Appellant argues that under above rules of construction, his letter of August 1952 is insufficient to toll the statute, in that it refers to no more than “my obligation” which it does not identify; and that the further statement “The latter part of this week * * * you will receive a payment” is referable to no liability concerning which the payment is to be made, except possibly the two checks discussed in the prior letter of Maurice DeWitt. But these two letters are to be considered together, the subject of discussion undoubtedly being defendant’s indebtedness “in the neighborhood of $20,000”, which in turn comprehends the seven instruments sued upon.- “Although it is not essential in all-cases that acknowledgment of a debt specify the exact amount due to avoid bar of statute of limitations, amount must be susceptible of ready ascertainment and the acknowledgment must be of a present debt.” Martindale Mortg. Co. v.
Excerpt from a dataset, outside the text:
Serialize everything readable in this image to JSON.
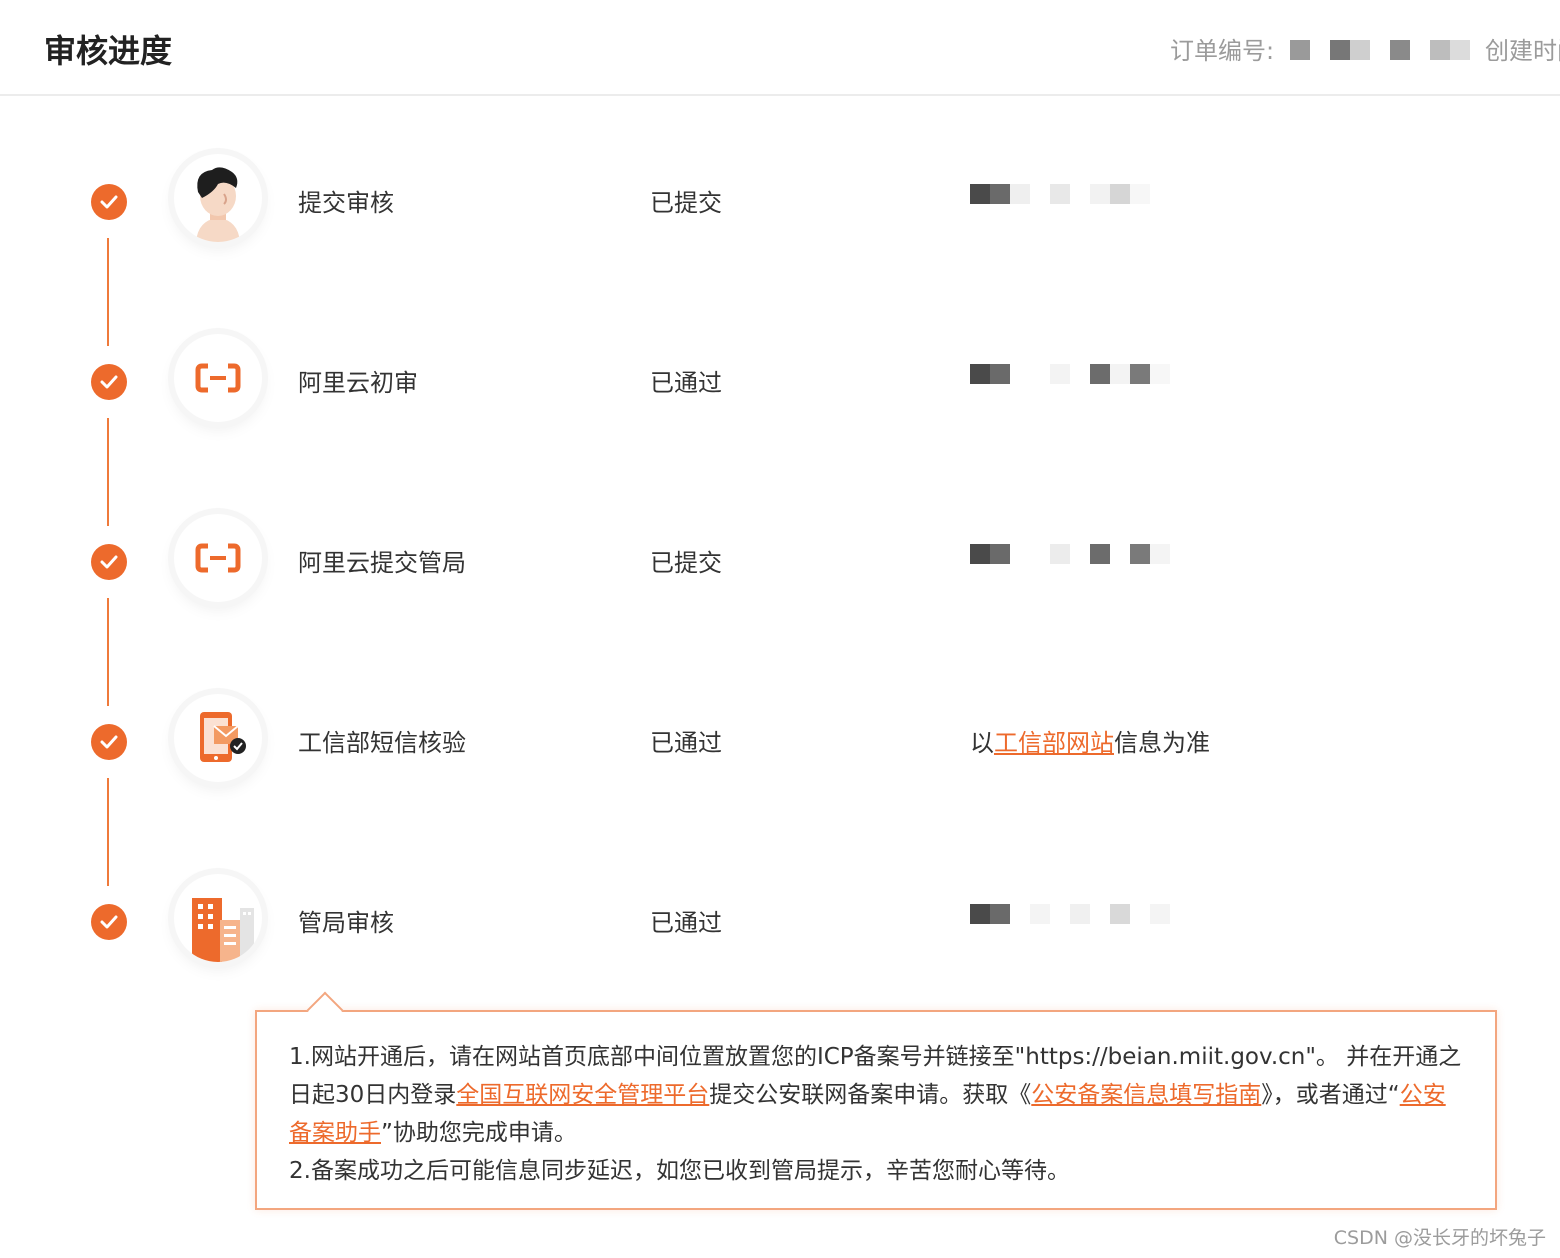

Crow, Tex.Civ.App., 161 S.W.2d 866, syl. 11. And manifestly, whether the indebtedness in suit was the obligation referred to in the letter from this debtor seeking further time and promising payment, was a question of fact either for the court or jury. Schumacher Oil Works v. Keisler, Tex.Civ.App., 31 S.W.2d 461.

Moreover, it was defendant’s burden to show that his acknowledgment is not referable to the indebtedness in suit. Said the Court in Evans v. Evans, Tex.Civ.App., 249 S.W. 1097, 1098, under circumstances quite analogous: “The letter evidently referred to the debt on which the suit was based, and anyway, if appellant desired to make the reference doubtful, he should have shown there were other debts. Not having *379done so, his acknowledgment must be taken to apply to the debt evidenced by the promissory note made the basis of the suit.” See also Windom v. Howard, 86 Tex. 560, 26 S.W. 483; and Cotulla v. Urbahn, 104 Tex. 208, 135 S.W.1159, 34 L.R.A.,N.S., 345. As appellee observes, while these cases concern a single transaction, the rule should be no different merely because seven precise and definite transactions are involved instead of one.

Above conclusions render unnecessary any discussion of the second point, arguing bar of the statute to the entire debt. As already stated, only the $12,-500 was subject to the plea of limitation on date of plaintiff’s filing of original petition, sufficiently revived by appellant’s letter of August 1952; and this action, based upon such written acknowledgment, was instituted well within the four-year period of limitation applicable' thereto. Texas Co. v. Wilbanks, Tex.Civ.App., 105 S.W.2d 448. Nor need we labor the point of whether this written acknowledgment was first generally alleged in original petition (absent special exception), or became later a new cause of action by way of supplemental petition. If the latter, the procedure constituted no more than irregularity of pleading; Cotulla v. Urbahn, supra; and see Rule 90, Texas Rules of Civil Procedure, “Waiver of Defects in Pleading.”

It is further argued that, at any rate, the new promise “would not extend the covenants for the payment of interest and attorney’s fees.” Appellee’s pleading was inclusive of these items, adducing evidence as to attorney’s fees, the award in such respect being $1,342. No point of error complaining of the award of interest and attorney’s fees has been preserved on appeal nor heretofore mentioned in appellant’s brief; for which reason the new matter must be disregarded.

Judgment of the trial court is accordingly affirmed.